Mi padre hizo una pausa, luego me estudió, como si tratara de resolver un rompecabezas. Apartó la mirada, miró los pergaminos y luego volvió a mirarme a mí. “Cuando era más joven, escribí una novela”.

“¿De que se trata?”

No parecía que quisiera hablar sobre el libro. “Debes dedicarte a lo que quieres hacer. Si no quieres enseñar, si quieres hacer películas, tu madre y yo te ayudaremos a ir a la escuela de cine”.

Estaba aturdido. Esto no era lo que esperaba.

“Gracias”, le dije, mientras asentía, se ponía las pantuflas y se dirigía a su oficina.

Me despedí de esos recuerdos de mi padre y de mí y subí las escaleras. La casa estaba en silencio ahora; todos los demás se habían ido a dormir. Abrí la puerta del dormitorio improvisado de Sophia. Me senté a su lado, con cuidado de no despertarla, y toqué su cabello negro, fino y joven como la seda. Estar allí me hizo feliz y triste al mismo tiempo. Eventualmente, el hermoso cabello de mi hija sería áspero y crudo. Igual que la mía y la de mi padre. Sophia comenzó a moverse, tal vez sintiendo que yo estaba allí. Me quedé con mi hija, protegiéndola de las pesadillas.

Temprano a la mañana siguiente, bajé a desayunar. Mi madre seguía arriba, haciendo ejercicios de Tai Chi al ritmo sonoro de un vídeo de YouTube.

“Sophia, ven aquí”, escuché decir a mi padre.

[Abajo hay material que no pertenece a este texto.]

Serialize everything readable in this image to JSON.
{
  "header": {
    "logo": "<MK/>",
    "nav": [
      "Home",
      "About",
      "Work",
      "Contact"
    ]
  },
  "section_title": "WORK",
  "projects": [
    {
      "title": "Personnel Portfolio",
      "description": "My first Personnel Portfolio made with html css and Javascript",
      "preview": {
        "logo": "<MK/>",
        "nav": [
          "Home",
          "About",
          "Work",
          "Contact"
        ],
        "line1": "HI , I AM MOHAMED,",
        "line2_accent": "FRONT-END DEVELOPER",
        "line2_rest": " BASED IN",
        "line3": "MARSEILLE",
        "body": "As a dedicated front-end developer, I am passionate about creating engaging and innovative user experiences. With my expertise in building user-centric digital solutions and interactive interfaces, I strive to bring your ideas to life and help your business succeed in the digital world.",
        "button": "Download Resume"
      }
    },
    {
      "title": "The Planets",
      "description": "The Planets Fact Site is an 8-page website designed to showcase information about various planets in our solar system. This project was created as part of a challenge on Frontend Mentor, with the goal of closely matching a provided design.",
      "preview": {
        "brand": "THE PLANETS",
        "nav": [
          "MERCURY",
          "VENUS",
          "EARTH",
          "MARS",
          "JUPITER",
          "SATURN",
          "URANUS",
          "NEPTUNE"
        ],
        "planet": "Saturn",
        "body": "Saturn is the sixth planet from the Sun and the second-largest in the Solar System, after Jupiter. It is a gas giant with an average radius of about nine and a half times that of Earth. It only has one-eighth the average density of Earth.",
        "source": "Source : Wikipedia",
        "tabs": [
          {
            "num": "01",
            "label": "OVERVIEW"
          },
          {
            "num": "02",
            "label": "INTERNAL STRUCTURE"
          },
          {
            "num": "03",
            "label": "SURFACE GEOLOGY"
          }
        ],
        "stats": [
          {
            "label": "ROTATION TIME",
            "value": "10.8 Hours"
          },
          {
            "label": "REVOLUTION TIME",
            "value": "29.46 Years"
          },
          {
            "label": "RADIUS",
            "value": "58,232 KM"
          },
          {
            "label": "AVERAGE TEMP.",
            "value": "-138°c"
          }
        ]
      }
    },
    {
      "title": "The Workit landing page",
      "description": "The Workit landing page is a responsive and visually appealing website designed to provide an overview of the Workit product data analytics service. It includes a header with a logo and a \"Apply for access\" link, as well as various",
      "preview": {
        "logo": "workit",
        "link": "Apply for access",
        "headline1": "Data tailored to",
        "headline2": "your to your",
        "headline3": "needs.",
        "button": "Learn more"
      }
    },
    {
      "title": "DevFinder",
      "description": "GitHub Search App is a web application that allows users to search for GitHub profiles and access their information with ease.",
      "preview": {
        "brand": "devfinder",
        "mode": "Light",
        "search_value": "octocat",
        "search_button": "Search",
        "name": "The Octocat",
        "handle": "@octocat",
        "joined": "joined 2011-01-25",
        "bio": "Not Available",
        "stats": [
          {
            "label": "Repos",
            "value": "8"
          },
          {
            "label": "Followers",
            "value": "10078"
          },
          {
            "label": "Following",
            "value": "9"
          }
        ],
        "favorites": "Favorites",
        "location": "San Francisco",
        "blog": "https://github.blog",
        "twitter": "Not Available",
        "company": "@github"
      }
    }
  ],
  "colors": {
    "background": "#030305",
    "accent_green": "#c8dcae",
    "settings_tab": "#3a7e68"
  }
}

Inmediatamente me tensé y corrí escaleras abajo. Vi a Sophia en la cocina, comiendo unos bollos que mi madre había cocinado temprano en la mañana. Mi padre se sentó cerca de ella y Sophia lo miró desde su silla. Hice una pausa.

“Estos son buenos”, le dijo Sophia a su Yeye.

“Se llaman Bao tze”. Mi padre tomó un panecillo y lo abrió para revelar su interior de cerdo rojo. “¿Puedes tratar de decir eso?”

Sophia pensó detenidamente y luego dijo: “Bao tze”.

Su tono chino estaba un poco fuera de lugar.

“Prueba el primer tono: Bao, como si estuvieras cantando una canción”. Vi como mi padre dibujó un golpe suave en el aire, como si dirigiera.

“Bao tze”, dijo mi hija de nuevo. Sus tonos eran perfectos esta vez.

“Buen trabajo”, le dijo mi padre.

“Mi papá me enseña chino a veces”.

Me quedé en el pasillo, observándolos a los dos. Baba también le estaba dando un regalo a mi hija.